Learn to trust your team and delegate effectively.

Delegation is a pretty obvious trait one would expect in a leader. Motivation to delegate might differ. Some leaders might be inspired to create free time to think, like Jeff Weiner(CEO Linkedin) does  whereas others might do it out of sheer laziness (which by the way is again a good virtue of a leader, if found alongside intelligence).

Sometimes you need to lead a team of people you don’t trust or consider incompetent.

Sometimes, with the bigger goal in sight, you might be forced to choose a path where you end up leading a team of people you don’t really trust. Or whom you consider grossly incompetent. And inspite of your drastic opinion if the party(or organization or team) enjoys the support of the people (or the market in case of an organization), it wouldn’t be wise to remove them as the first step once you assume charge of the new office. Create an able leadership that is recognised by making the machinery work and slowly remove them in a phased manner. While this might sound scheming to many, I saw this as a way to keep the bigger interests of the party at the center.
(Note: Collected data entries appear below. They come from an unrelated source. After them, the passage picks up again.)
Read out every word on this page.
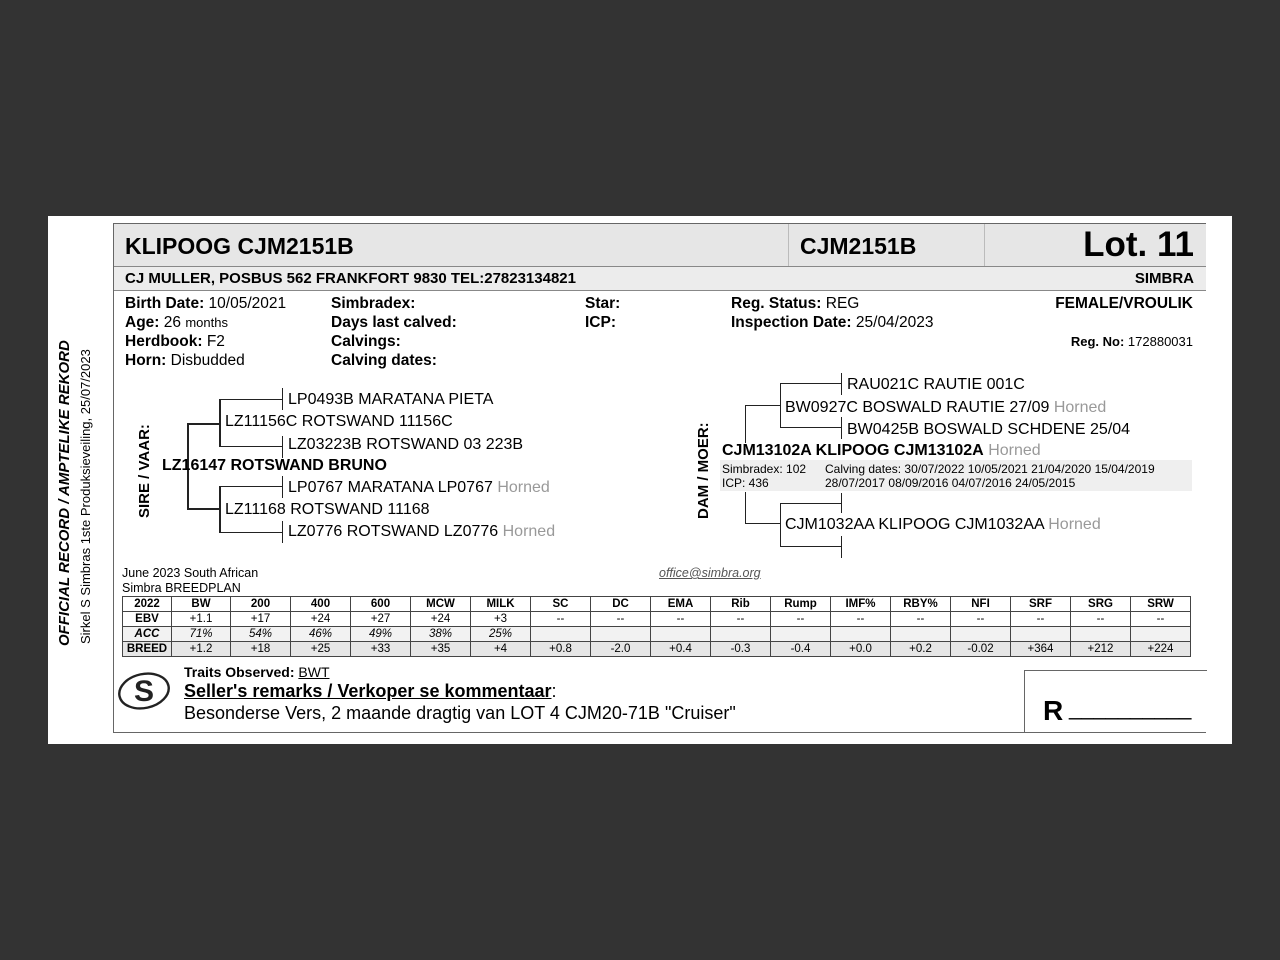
OFFICIAL RECORD / AMPTELIKE REKORD Sirkel S Simbras 1ste Produksieveiling, 25/07/2023
KLIPOOG CJM2151B	CJM2151B	Lot. 11
CJ MULLER, POSBUS 562 FRANKFORT 9830 TEL:27823134821	SIMBRA
Birth Date: 10/05/2021
Age: 26 months
Herdbook: F2
Horn: Disbudded
Simbradex:
Days last calved:
Calvings:
Calving dates:
Star:
ICP:
Reg. Status: REG
Inspection Date: 25/04/2023
FEMALE/VROULIK
Reg. No: 172880031
SIRE / VAAR:
LP0493B MARATANA PIETA
LZ11156C ROTSWAND 11156C
LZ03223B ROTSWAND 03 223B
LZ16147 ROTSWAND BRUNO
LP0767 MARATANA LP0767 Horned
LZ11168 ROTSWAND 11168
LZ0776 ROTSWAND LZ0776 Horned
DAM / MOER:
RAU021C RAUTIE 001C
BW0927C BOSWALD RAUTIE 27/09 Horned
BW0425B BOSWALD SCHDENE 25/04
CJM13102A KLIPOOG CJM13102A Horned
Simbradex: 102
ICP: 436
Calving dates: 30/07/2022 10/05/2021 21/04/2020 15/04/2019
28/07/2017 08/09/2016 04/07/2016 24/05/2015
CJM1032AA KLIPOOG CJM1032AA Horned
June 2023 South African
Simbra BREEDPLAN
office@simbra.org
2022	BW	200	400	600	MCW	MILK	SC	DC	EMA	Rib	Rump	IMF%	RBY%	NFI	SRF	SRG	SRW
EBV	+1.1	+17	+24	+27	+24	+3	--	--	--	--	--	--	--	--	--	--	--
ACC	71%	54%	46%	49%	38%	25%											
BREED	+1.2	+18	+25	+33	+35	+4	+0.8	-2.0	+0.4	-0.3	-0.4	+0.0	+0.2	-0.02	+364	+212	+224
S
Traits Observed: BWT
Seller's remarks / Verkoper se kommentaar:
Besonderse Vers, 2 maande dragtig van LOT 4 CJM20-71B "Cruiser"	R __________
To get your way through a tough negotiation- Create a diversion

Sometimes when you are stuck in a tough negotiation situation, a serious distraction might help. Create a new clause and pretend that this is what matters most to you. But be careful to choose something that the other party would find almost impossible to concede. Now with this new clause coming in, the other party (hopefully) focuses energies there and might go easy on the original bone-of-contention.

Need for Symbols. How do you inspire people?

Gandhiji’s Dandi march is a great example of how you build support. Find something that many can relate to or find an activity that many can participate in. Symbols can similarly act as a strong rallying point for your team/supporters. Symbol doesn’t necessarily have to be a prop or a logo or an image. It could be a simple tradition – like wearing Khadi . Create traditions that can start to mean a lot to people involved over a period of time. And you might end up creating a legacy that generations can relate to.

Also it is important to stay connected with your organization. Stay connected by talking to them regularly. Start by clearly articulating a dream, a vision, a reason to exist (for you, for your professional self, for the party or for the organization). And then keep re-iterating this vision. Make them believe in it as much as you do.